Pierre Bourdieu ist Frankreichs bekanntester Soziologe, und dazu noch: ein Mann der Linken. Er lehrt am College de France, wurde mit der Reform des französischen Unterrichtswesens betraut und ist seit kurzem auch Herausgeber der europäischen Kulturzeitschrift 'Liber‘.

taz: Die Konservativen in Frankreich kopieren gegenwärtig die nationalistischen Thesen eines Jean-Marie Le Pen, um sich von der Konsensregierung der Sozialisten abzugrenzen. Wird die Front National, nachdem sie jahrelang Schlagworte und Schlagworte und Themen geliefert hat, nun zu einer Kraft, die in einer Koalition mit den Konservativen demnächst Regierungspolitik macht?

Pierre Bourdieu: Ich halte es für gefährlich, das Problem (des Rassismus) in zu engen politischen Begriffen zu fassen, also in der Weise, wie es sich auf dem „Feld der Politik“, im Mikrokosmos von Politikern, Journalisten und so weiter stellt. Ich habe den Eindruck, in dieser Welt existiert die Frage nur insoweit, wie sie durch die Existenz der Front National aufgeworfen wird, die ja durch ihren Diskurs Wählerstimmen, Sitze und Posten bekommt. Deswegen fällt es den Politikern auch so schwer, das Problem anders zu fassen als die Front National.

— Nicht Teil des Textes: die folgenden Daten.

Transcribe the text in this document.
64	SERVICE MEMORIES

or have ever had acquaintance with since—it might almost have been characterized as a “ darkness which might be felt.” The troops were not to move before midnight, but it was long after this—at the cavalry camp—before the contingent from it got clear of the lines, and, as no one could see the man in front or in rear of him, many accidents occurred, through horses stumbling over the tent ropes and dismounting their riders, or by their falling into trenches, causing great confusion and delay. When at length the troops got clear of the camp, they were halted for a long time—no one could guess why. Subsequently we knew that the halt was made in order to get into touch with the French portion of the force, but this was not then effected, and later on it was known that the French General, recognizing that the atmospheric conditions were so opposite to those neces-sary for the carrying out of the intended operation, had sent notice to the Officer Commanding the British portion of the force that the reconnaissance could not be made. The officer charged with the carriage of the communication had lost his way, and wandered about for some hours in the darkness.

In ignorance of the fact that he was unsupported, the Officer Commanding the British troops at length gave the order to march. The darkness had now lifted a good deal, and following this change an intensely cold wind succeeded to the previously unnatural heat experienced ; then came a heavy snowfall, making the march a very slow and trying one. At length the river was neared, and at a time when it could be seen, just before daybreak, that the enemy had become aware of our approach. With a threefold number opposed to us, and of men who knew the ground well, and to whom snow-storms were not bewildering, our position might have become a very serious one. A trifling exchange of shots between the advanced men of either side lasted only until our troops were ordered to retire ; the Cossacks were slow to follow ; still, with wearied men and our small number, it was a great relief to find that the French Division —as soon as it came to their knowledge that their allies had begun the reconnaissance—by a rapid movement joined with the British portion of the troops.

Aber wie kann über Immigration gesprochen werden, ohne die Sprache der Front National bei Ihnen, der Republikaner bei uns zu verwenden? Es beginnt schon bei dem „Problem“ Immigration...

Ich würde gern etwas weiter ausholen. Das Problem des Ausschlusses stellt sich heute - auf mehr oder weniger dramatische Weise - in den meisten europäischen Ländern, in Deutschland, in England, in den Niederlanden und seit kurzem sogar in Italien. In Frankreich in einer besonderen Form. Aber es ist nicht einfach, die wirtschaftlichen und kulturellen Besonderheiten der nord- und schwarzafrikanischen Immigranten zu analysieren, ohne Gefahr zu laufen, rassistische Stereotypen zu verstärken oder subtiler noch - jene kulturellen und religiösen Unterschiede zu untersstreichen, mit denen gewisse Anhänger des Ausschlusses sich rechtfertigen: Denn was ist ihre „Respektierung der Differenzen“ anderes als eine salonfähige Methode, die Ausgestoßenen in ihrer Lage zu belassen, wo man doch weiß, daß das ausschließliche - oder bestimmende Prinzip dieser Differenzen kein anderes als das des Elends ist. Die Immigranten der zweiten oder dritten Generation aus dem Maghreb sind meistens völlig abgeschnitten von ihren kulturellen, sprachlichen und religiösen Traditionen. Aber der wichtige Punkt ist ein anderer. Bis zu den sechziger Jahren, in denen die Kolonialherrschaft in Nordafrika endete, lebten die Franzosen - einschließlich ihrer Intellektuellen - in der Illusion, daß die Immigranten nur vorübergehend blieben. Das stimmte anfangs auch: Es kamen fast ausschließlich Männer, um in Frankreich für einige Jahre zu arbeiten und ihren gesamten Lohn nach Hause zu schicken. Diese Illusion ist nach und nach zusammengebrochen, weil die Immigranten ihre Frauen und Kinder nachkommen ließen - und blieben: Ihre in Frankreich geborenen Kinder, die „beurs“, sprechen oft nur noch französisch.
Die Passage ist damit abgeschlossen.